Коллекция разрасталась. «Она перерастает меня, я иногда не знаю, что с ней делать», – говорил полушутя-полусерьезно Альберт Барнс. Ценных экспонатов становилось все больше, он собирал антиквариат, раннее африканское искусство, бронзовые изделия, работы американских художников, холсты старых мастеров.
«После моей смерти сожгите все картины, – как-то сказал доктор Барнс одному из немногих приближенных. – В индуистской религии вдов кремируют после смерти их повелителей. Так вот я бы хотел, чтобы и мои картины сожгли после моей кончины».
В 1929 году Барнс, будучи уже очень богатым человеком, продал свою компанию по производству аргирола и целиком посвятил себя коллекционированию.
О коллекции, ставшей знаменитой, циркулировали разнообразные слухи. Попасть туда было невероятно сложно, нужно было заполнять специальную анкету, которую чаще всего возвращали, отказывая в посещении. Чем более знаменитым был проситель, тем меньше у него было шансов попасть в галерею. Часто отказы сопровождались язвительными, а то и просто издевательскими ремарками. Количество посещений было строго ограничено, злые языки утверждали, что сам доктор Барнс иногда прятался за шторами, желая подслушать, о чем говорят визитеры. Если он слышал негативные отзывы, то вносил имя «преступника» в огромный список врагов. Ходили слухи о том, что впоследствии Барнс ввел техническую новинку: разместил в залах невидимые микрофоны, которые записывали реплики и впечатления посетителей.
Лишь один человек отважился высказать Барнсу все, о чем думали многие. Это был художник Абрам Волковиц. Знаток живописи, он несколько раз пытался попасть в Мерион, заполнял анкеты, но всякий раз безуспешно, ему отказывали в посещении.
Как-то он пришел на выставку своего друга художника Глекенса. Судьбе было угодно так распорядиться, что в это же время там находился доктор Барнс. Глекенс представил их друг другу, и Абрам, который не доходил даже до плеча Барнса, тут же перешел в наступление. Запрокинув голову вверх, чтобы лучше видеть лицо Барнса, он обвинял его в том, что тот держит сокровища живописи для себя, что он попросту издевается над настоящими любителями и ценителями живописи, не допуская их к картинам.
Ошеломленный и испуганный, Глекенс изо всех сил старался утихомирить своего отважного друга, но того было не остановить. Волковиц сказал Барнсу, что он должен открыть галерею для широкой публики, допустить туда художников, разрешить другим музеям и галереям экспонировать картины из его галереи…
Волковиц говорил долго, горячо, пылая благородным негодованием.
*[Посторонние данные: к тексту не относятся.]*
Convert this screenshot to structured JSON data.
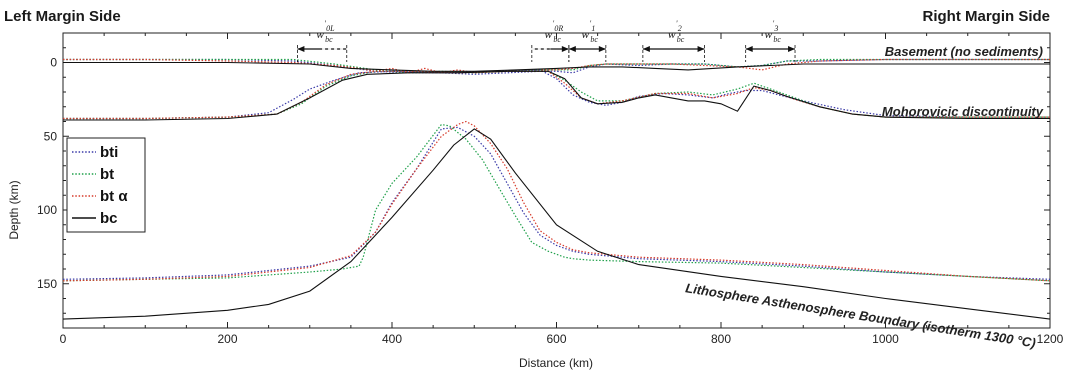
{
  "chart_data": {
    "type": "line",
    "left_title": "Left Margin Side",
    "right_title": "Right Margin Side",
    "xlabel": "Distance (km)",
    "ylabel": "Depth (km)",
    "xlim": [
      0,
      1200
    ],
    "ylim": [
      180,
      -20
    ],
    "y_inverted": true,
    "grid": false,
    "legend_position": "left",
    "x_ticks": [
      0,
      200,
      400,
      600,
      800,
      1000,
      1200
    ],
    "y_ticks": [
      0,
      50,
      100,
      150
    ],
    "colors": {
      "bti": "#3a3aa8",
      "bt": "#1fa04a",
      "bta": "#d63a2a",
      "bc": "#111111"
    },
    "annotations": [
      {
        "text": "Basement (no sediments)"
      },
      {
        "text": "Mohorovicic discontinuity"
      },
      {
        "text": "Lithosphere Asthenosphere Boundary (isotherm 1300 °C)"
      }
    ],
    "w_labels": [
      {
        "main": "w",
        "sub": "bc",
        "sup": "0L",
        "from": 285,
        "to": 345,
        "arrow": "left"
      },
      {
        "main": "w",
        "sub": "bc",
        "sup": "0R",
        "from": 570,
        "to": 615,
        "arrow": "right"
      },
      {
        "main": "w",
        "sub": "bc",
        "sup": "1",
        "from": 615,
        "to": 660,
        "arrow": "both"
      },
      {
        "main": "w",
        "sub": "bc",
        "sup": "2",
        "from": 705,
        "to": 780,
        "arrow": "both"
      },
      {
        "main": "w",
        "sub": "bc",
        "sup": "3",
        "from": 830,
        "to": 890,
        "arrow": "both"
      }
    ],
    "legend": [
      {
        "key": "bti",
        "label": "bti",
        "style": "dotted"
      },
      {
        "key": "bt",
        "label": "bt",
        "style": "dotted"
      },
      {
        "key": "bta",
        "label": "bt α",
        "style": "dotted"
      },
      {
        "key": "bc",
        "label": "bc",
        "style": "solid"
      }
    ],
    "series": [
      {
        "name": "bti",
        "key": "bti",
        "layer": "basement",
        "x": [
          0,
          100,
          200,
          280,
          330,
          380,
          420,
          460,
          500,
          540,
          580,
          600,
          620,
          640,
          660,
          700,
          740,
          780,
          820,
          850,
          880,
          920,
          1000,
          1100,
          1200
        ],
        "y": [
          -2,
          -2,
          -2,
          -1,
          2,
          6,
          7,
          7,
          8,
          7,
          6,
          6,
          7,
          3,
          1,
          2,
          1,
          1,
          3,
          2,
          -1,
          -1,
          -2,
          -2,
          -2
        ]
      },
      {
        "name": "bt",
        "key": "bt",
        "layer": "basement",
        "x": [
          0,
          100,
          200,
          280,
          330,
          380,
          420,
          460,
          500,
          540,
          580,
          600,
          620,
          640,
          660,
          700,
          740,
          780,
          820,
          850,
          880,
          920,
          1000,
          1100,
          1200
        ],
        "y": [
          -2,
          -2,
          -2,
          -2,
          1,
          5,
          7,
          6,
          7,
          6,
          5,
          5,
          5,
          2,
          1,
          1,
          1,
          1,
          3,
          2,
          -1,
          -2,
          -2,
          -2,
          -2
        ]
      },
      {
        "name": "bt α",
        "key": "bta",
        "layer": "basement",
        "x": [
          0,
          100,
          200,
          280,
          330,
          360,
          380,
          400,
          420,
          440,
          460,
          480,
          500,
          540,
          580,
          600,
          620,
          640,
          660,
          700,
          740,
          780,
          820,
          850,
          880,
          920,
          1000,
          1100,
          1200
        ],
        "y": [
          -2,
          -2,
          -1,
          0,
          2,
          4,
          6,
          4,
          7,
          4,
          7,
          5,
          7,
          6,
          5,
          5,
          4,
          2,
          1,
          1,
          1,
          2,
          3,
          5,
          1,
          -1,
          -2,
          -2,
          -2
        ]
      },
      {
        "name": "bc",
        "key": "bc",
        "layer": "basement",
        "x": [
          0,
          100,
          200,
          300,
          350,
          400,
          450,
          500,
          550,
          600,
          640,
          680,
          720,
          760,
          790,
          820,
          860,
          900,
          1000,
          1100,
          1200
        ],
        "y": [
          0,
          0,
          0,
          1,
          4,
          5,
          6,
          6,
          5,
          4,
          3,
          3,
          4,
          5,
          4,
          3,
          2,
          1,
          1,
          1,
          1
        ]
      },
      {
        "name": "bti",
        "key": "bti",
        "layer": "moho",
        "x": [
          0,
          100,
          200,
          250,
          280,
          300,
          330,
          360,
          400,
          460,
          520,
          580,
          600,
          620,
          640,
          660,
          680,
          700,
          730,
          760,
          790,
          810,
          830,
          850,
          870,
          900,
          950,
          1000,
          1100,
          1200
        ],
        "y": [
          38,
          38,
          37,
          34,
          25,
          18,
          12,
          7,
          6,
          7,
          6,
          5,
          11,
          22,
          27,
          29,
          27,
          23,
          21,
          22,
          24,
          21,
          19,
          19,
          22,
          26,
          32,
          36,
          37,
          37
        ]
      },
      {
        "name": "bt",
        "key": "bt",
        "layer": "moho",
        "x": [
          0,
          100,
          200,
          260,
          290,
          320,
          350,
          380,
          420,
          480,
          540,
          590,
          610,
          630,
          650,
          680,
          720,
          760,
          790,
          820,
          840,
          860,
          890,
          920,
          960,
          1000,
          1100,
          1200
        ],
        "y": [
          38,
          38,
          37,
          35,
          28,
          16,
          9,
          6,
          6,
          7,
          6,
          6,
          12,
          20,
          26,
          26,
          21,
          20,
          22,
          18,
          14,
          18,
          24,
          30,
          35,
          37,
          37,
          37
        ]
      },
      {
        "name": "bt α",
        "key": "bta",
        "layer": "moho",
        "x": [
          0,
          100,
          200,
          260,
          290,
          320,
          350,
          380,
          420,
          480,
          540,
          590,
          610,
          630,
          650,
          680,
          720,
          760,
          790,
          820,
          840,
          860,
          890,
          920,
          960,
          1000,
          1100,
          1200
        ],
        "y": [
          38,
          38,
          37,
          35,
          27,
          15,
          8,
          6,
          6,
          7,
          6,
          6,
          14,
          24,
          28,
          26,
          21,
          21,
          24,
          21,
          17,
          19,
          25,
          30,
          35,
          37,
          37,
          37
        ]
      },
      {
        "name": "bc",
        "key": "bc",
        "layer": "moho",
        "x": [
          0,
          100,
          200,
          260,
          300,
          340,
          370,
          420,
          480,
          540,
          590,
          610,
          630,
          650,
          680,
          700,
          720,
          740,
          760,
          780,
          800,
          820,
          840,
          860,
          880,
          920,
          960,
          1000,
          1100,
          1200
        ],
        "y": [
          39,
          39,
          38,
          35,
          24,
          12,
          8,
          7,
          7,
          6,
          6,
          11,
          24,
          28,
          27,
          24,
          22,
          24,
          26,
          26,
          28,
          33,
          16,
          19,
          23,
          30,
          35,
          37,
          38,
          38
        ]
      },
      {
        "name": "bti",
        "key": "bti",
        "layer": "lab",
        "x": [
          0,
          100,
          200,
          300,
          350,
          380,
          400,
          430,
          460,
          480,
          500,
          520,
          540,
          560,
          580,
          600,
          620,
          640,
          700,
          800,
          900,
          1000,
          1100,
          1200
        ],
        "y": [
          147,
          146,
          144,
          138,
          132,
          115,
          95,
          72,
          45,
          44,
          50,
          62,
          82,
          102,
          117,
          124,
          128,
          130,
          133,
          135,
          138,
          142,
          145,
          147
        ]
      },
      {
        "name": "bt",
        "key": "bt",
        "layer": "lab",
        "x": [
          0,
          100,
          200,
          300,
          340,
          360,
          365,
          380,
          400,
          430,
          460,
          470,
          490,
          510,
          530,
          550,
          570,
          590,
          600,
          610,
          620,
          640,
          700,
          800,
          900,
          1000,
          1100,
          1200
        ],
        "y": [
          148,
          147,
          146,
          142,
          140,
          138,
          132,
          100,
          82,
          64,
          42,
          43,
          52,
          66,
          85,
          104,
          122,
          128,
          130,
          132,
          133,
          134,
          135,
          136,
          139,
          142,
          145,
          148
        ]
      },
      {
        "name": "bt α",
        "key": "bta",
        "layer": "lab",
        "x": [
          0,
          100,
          200,
          300,
          350,
          380,
          400,
          430,
          460,
          480,
          490,
          500,
          520,
          540,
          560,
          580,
          600,
          620,
          640,
          700,
          800,
          900,
          1000,
          1100,
          1200
        ],
        "y": [
          148,
          147,
          145,
          139,
          131,
          115,
          96,
          72,
          50,
          42,
          40,
          43,
          55,
          72,
          95,
          114,
          122,
          127,
          129,
          132,
          134,
          137,
          141,
          145,
          148
        ]
      },
      {
        "name": "bc",
        "key": "bc",
        "layer": "lab",
        "x": [
          0,
          100,
          200,
          250,
          300,
          350,
          400,
          450,
          475,
          500,
          520,
          550,
          600,
          650,
          700,
          800,
          900,
          1000,
          1100,
          1200
        ],
        "y": [
          174,
          172,
          168,
          164,
          155,
          135,
          105,
          73,
          56,
          45,
          52,
          75,
          110,
          128,
          137,
          145,
          152,
          160,
          167,
          174
        ]
      }
    ]
  }
}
Люди останавливались и слушали пламенные высказывания художника. Постепенно вокруг Барнса и Волковица образовался круг молчаливых слушателей. Ну, а что Барнс? Он, который мог одним движением руки, язвительным замечанием заставить замолчать смельчака, молча выслушал обвинительную речь художника, резко повернулся и пошел прочь в сопровождении своей свиты.
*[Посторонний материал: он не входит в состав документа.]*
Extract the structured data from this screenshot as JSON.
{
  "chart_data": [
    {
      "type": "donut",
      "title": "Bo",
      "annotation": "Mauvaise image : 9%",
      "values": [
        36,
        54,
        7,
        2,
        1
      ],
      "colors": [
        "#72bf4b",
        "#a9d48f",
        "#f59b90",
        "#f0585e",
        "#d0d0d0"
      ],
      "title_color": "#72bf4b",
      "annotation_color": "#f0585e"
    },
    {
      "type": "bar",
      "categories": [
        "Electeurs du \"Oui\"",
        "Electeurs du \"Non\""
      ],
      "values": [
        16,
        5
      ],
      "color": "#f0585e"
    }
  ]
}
На следующий день Волковиц получил приглашение посетить галерею. Его принял сам доктор Барнс, показал коллекцию и впоследствии Абрам Волковиц несколько раз посещал Barnes Foundation, где ему оказывали самый теплый прием.
Фонд доктора Альберта Барнса из частной картинной галереи с течением времени вырос в мощную организацию, где проводились занятия, работали преподаватели, занимались студенты. Кроме того, постоянных забот требовал огромный парк с экзотическими растениями, не говоря уже о самом доме, картинной галерее, обширной бухгалтерии и переписке.
Однако этот сложный механизм с переплетениями человеческих взаимоотношений работал безукоризненно. Во всем чувствовалась железная рука, направляющая жизнь Фонда в нужное русло. Безусловно, сам доктор даже с преданными помощниками не был бы в состоянии так умело вести дела. Кто-то был за его спиной, некий «серый кардинал» вел этот могучий корабль по определенному курсу. Кто же был этим невидимым капитаном? Попытаемся разобраться в еще одной загадке доктора Альберта Барнса.
ШЕРШЕ ЛЯ ФАМ
Даже имя этой загадочной необыкновенной женщины звучало романтично: Виолетт де Мезиа. Увы, узнать какие-либо подробности ее биографии удалось лишь в некрологе, который был напечатан после ее кончины в крупнейшей филадельфийской газете The Philadelphia Inquirer.